Mr. SULLIVAN. Mr. Speaker, as millions of Chinese around the globe celebrate the Republic of China's National Day this October 10, we need to acknowledge the fact that it hasn't been easy for Taiwan to be a beacon of democracy and an island of prosperity in a world of tyrants and economic uncertainty. Taiwan's many achievements are attributable to the tireless efforts of their people and leaders throughout the decades.
I am proud to see that the United States has always been on the side of the Republic of China. During WW II, the United States and China were partners in war and we supported Taiwan against potential adversaries for decades until we enacted the Taiwan Relations Act in 1979. In recent decades, we witnessed Taiwan's evolution from authoritarian rule to full democracy. At the same time Taiwan has been a good political, economic and cultural ally of the United States. In recent years, Taiwan has been very strong in cooperating with us against global terrorism.
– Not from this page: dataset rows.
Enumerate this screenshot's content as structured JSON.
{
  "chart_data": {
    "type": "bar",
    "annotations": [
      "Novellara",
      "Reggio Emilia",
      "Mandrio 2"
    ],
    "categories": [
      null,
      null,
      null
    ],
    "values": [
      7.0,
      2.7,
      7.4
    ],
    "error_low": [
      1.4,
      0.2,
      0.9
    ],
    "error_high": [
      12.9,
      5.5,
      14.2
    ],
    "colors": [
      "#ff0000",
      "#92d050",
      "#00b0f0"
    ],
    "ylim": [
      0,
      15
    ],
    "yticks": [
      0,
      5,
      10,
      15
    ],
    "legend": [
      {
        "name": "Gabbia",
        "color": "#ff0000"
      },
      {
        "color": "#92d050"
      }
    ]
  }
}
I am glad that we have re-established high level trust with President Ma Ying-jeou's administration. Taiwan has resumed important arms purchases from us and that Taiwan has lifted the ban on U.S. beef imports and is looking to restart talks on the Trade and Investment Framework Agreement with us. I am sure that the United States and Taiwan will be helping each other in many areas in the years to come.
Congratulations to the people and leaders of the Republic of China (Taiwan) on their National Day.